Mais aussi parce qu'on retrouve 3 de nos joueurs à plus de 90 sélections comme par hasard sur le double cycle de Laporte à la tête des Bleus, et les joueurs anglais sont soit sur le cycle Woodward (qui fait 7 ans à la tête de l'équipe) soit sur le cycle Lancaster-Jones dont tu parles. On remarque que structurellement au nord il existe "des projets" qui se succèdent mais pas "un projet" qui dure. Les Anglais ayant peut-être fait la bascule à partir de Lancaster, l'avenir le confirmera ou non.

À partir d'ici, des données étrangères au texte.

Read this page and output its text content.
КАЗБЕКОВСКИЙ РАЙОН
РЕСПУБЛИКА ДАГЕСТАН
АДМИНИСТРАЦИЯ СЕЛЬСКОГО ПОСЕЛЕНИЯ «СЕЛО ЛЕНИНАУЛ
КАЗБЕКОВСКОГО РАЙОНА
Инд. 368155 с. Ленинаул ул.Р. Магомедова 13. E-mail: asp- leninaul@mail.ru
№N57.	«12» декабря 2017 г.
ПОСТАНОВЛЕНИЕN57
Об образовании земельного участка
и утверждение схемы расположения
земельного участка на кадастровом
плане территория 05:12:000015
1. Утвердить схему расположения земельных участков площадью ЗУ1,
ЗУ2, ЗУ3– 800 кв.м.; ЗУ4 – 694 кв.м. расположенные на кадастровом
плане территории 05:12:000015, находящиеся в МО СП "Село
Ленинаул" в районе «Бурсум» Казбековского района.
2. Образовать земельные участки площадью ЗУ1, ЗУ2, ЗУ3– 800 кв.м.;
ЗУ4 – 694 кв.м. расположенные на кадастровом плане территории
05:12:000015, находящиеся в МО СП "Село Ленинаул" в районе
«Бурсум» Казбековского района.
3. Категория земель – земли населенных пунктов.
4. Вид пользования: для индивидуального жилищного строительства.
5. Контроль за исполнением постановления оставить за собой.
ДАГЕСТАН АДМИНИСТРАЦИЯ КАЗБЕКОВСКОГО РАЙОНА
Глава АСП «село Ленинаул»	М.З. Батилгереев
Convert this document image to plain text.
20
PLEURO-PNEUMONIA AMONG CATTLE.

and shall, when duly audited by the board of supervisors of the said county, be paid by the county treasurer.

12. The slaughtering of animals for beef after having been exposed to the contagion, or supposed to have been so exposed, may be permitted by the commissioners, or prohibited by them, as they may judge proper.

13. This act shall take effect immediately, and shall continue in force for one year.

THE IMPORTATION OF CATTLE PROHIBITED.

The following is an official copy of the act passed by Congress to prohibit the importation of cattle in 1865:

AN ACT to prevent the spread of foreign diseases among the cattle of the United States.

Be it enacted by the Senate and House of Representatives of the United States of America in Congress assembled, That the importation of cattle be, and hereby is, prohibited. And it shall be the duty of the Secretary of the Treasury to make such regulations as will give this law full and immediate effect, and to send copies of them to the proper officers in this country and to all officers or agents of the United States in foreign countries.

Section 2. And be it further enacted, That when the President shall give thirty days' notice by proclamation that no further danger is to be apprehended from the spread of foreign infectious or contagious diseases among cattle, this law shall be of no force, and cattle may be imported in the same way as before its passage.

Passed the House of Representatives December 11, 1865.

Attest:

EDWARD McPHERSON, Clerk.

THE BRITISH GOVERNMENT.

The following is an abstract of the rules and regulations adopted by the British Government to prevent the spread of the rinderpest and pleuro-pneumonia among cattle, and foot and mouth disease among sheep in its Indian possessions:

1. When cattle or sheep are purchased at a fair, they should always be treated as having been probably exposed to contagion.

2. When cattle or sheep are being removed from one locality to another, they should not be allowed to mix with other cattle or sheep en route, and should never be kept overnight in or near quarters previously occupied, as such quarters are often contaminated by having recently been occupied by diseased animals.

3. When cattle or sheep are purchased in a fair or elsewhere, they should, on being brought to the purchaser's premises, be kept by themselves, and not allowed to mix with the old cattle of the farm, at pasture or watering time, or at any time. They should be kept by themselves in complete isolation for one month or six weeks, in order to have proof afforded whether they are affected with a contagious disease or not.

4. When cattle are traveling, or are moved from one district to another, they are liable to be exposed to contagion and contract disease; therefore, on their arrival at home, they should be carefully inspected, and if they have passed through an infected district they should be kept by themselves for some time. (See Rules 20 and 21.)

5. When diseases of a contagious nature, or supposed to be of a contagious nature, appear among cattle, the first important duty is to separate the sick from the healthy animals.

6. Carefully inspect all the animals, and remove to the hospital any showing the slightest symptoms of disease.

Et oui totalement, je pensais à l'équipe Galthié quand j'écrivais mon premier pavé. Les jeunes installés en cadres de cette équipe peuvent aller très loin si l'on travaille enfin dans la continuité : en dehors de Fickou on a Dupont, Ntamack, Chat voir même Alldritt qui ont le potentiel pour l'atteindre ou aller la chatouiller. On tient peut-être aussi notre bascule structurelle en sélection.
Si comme tu le dis, le Dieu du rugby et le Dieu des saisons à rallonge épargnent nos joueurs des blessures (mais ce qui rejoindrait le facteur "calendrier trop lourd" pour expliquer les résultats français et anglais)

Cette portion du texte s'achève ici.